BURSALILAR ŞABANİYE’Yİ BAĞRINA BASTI

Bursalıların Şabaniye’ye ilgisi nasıl?
Şabaniye Dergâhı Bursa’nın merkezi bir bölgesinde bulunmaktadır. Ulaşımın kolay olması ve ayrıca geçmişte dergâh olması rağbeti artıran unsurlardır… Henüz bir yılını geride bırakan Şanabiye, yaptığı hizmetler ve ürettiği eserlerle Bursalıların medar-ı iftiharı oldu… Bursalılar da Şabaniye’yi bağrına bastı…

Mürekkep yaparak hattatlara hizmet ediyorsunuz? Bu fikir nasıl doğdu?
Öncelikle hüsn-ü hattın eskimez bir yazı olduğunu; bunu eskimez yapanın mürekkep; mürekkebinin de yüzlerce yıl özelliğini bozmadan kaldığını öğrendim. Ve bu dolayısıyla keyfiyetten etkilendim. Hat mürekkebinin nasıl yapılabileceğine dair okumalar yaptım… Mürekkep çeşitlerini inceledim, terkipleri kurcaladım. Elde ettiğim bilgilere Mahmut Şahin Hocamın aktardıkları eklenince ilk mürekkeplerimiz hokkaların içine dolmaya başladı.

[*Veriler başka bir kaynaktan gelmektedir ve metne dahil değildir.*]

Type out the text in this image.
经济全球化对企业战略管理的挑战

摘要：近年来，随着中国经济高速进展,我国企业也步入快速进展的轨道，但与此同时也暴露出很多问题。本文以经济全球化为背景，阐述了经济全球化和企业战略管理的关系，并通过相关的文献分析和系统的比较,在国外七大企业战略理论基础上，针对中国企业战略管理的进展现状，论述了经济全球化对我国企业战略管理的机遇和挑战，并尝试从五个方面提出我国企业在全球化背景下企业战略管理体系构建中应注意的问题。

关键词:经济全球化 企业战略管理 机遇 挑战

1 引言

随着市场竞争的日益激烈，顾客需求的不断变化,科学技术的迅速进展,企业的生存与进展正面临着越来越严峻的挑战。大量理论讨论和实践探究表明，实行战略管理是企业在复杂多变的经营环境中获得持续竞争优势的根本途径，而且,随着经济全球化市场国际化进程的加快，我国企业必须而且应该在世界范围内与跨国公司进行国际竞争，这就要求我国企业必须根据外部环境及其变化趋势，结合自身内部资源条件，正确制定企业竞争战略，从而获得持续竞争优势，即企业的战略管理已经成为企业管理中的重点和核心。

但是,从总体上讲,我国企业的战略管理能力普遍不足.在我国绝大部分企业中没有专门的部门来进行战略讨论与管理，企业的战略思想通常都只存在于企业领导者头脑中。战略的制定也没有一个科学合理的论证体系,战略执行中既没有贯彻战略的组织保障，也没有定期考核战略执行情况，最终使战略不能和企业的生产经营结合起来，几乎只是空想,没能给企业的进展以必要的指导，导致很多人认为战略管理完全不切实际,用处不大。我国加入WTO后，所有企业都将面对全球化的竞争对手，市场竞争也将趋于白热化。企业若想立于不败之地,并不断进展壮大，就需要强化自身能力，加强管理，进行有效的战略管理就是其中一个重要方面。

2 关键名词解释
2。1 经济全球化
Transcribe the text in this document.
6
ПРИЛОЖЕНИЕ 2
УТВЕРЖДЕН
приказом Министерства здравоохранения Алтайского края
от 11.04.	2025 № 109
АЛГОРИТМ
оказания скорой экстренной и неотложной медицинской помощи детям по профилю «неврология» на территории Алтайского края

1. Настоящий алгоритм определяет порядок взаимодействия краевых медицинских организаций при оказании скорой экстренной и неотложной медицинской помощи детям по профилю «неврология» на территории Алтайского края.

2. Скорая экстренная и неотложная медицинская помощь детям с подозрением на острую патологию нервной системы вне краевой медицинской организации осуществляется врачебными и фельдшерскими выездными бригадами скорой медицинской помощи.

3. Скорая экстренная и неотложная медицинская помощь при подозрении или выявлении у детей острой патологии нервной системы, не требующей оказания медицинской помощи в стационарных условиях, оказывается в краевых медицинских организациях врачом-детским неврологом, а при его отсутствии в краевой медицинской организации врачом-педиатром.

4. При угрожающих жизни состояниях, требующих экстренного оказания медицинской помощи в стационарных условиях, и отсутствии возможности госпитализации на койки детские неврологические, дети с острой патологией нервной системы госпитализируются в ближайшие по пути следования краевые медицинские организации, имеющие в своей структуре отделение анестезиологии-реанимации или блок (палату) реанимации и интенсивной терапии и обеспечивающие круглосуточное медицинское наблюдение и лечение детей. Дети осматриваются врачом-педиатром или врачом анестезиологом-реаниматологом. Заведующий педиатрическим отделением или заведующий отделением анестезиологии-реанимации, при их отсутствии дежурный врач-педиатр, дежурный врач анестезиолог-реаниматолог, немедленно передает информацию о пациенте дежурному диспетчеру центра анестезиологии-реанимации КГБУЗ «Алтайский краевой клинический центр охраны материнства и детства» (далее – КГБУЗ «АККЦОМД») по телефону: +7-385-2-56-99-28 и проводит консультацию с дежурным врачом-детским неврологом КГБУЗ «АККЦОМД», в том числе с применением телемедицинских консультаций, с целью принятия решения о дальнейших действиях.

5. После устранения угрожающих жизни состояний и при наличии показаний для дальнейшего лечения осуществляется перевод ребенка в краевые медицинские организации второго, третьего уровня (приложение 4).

Maksadım klasik usulde kendi ihtiyacım olan mürekkebi elde etmekti. Hamdolsun, hocamın kontrolünde bu işi başardık… Halis mürekkebi elde etmiş olmak bizleri heyecanlandırdı. Mürekkebi önce Hocamız denedi… Sonuç başarılıydı. Yazdığım yazıların mürekkebini imal etmiştim… Bursa’daki tüm hattat arkadaşlarımıza mürekkebimizi takdim ettik.

KAMIŞ KALEMİN ZİKRİ ÖNEMLİ…

Mürekkepçiliği ne kadar zamanda öğrendiniz?
Halis mürekkebi keyfiyetine uygun bir şekilde üretebilme süresi beş yılımı aldı… Bu hizmete başladığım ilk yıllarda da mürekkep yapabiliyordum ama ilk örneklerin akışkanlığı azdı… Mürekkep aharlı kâğıtta zikir sesi vermiyordu!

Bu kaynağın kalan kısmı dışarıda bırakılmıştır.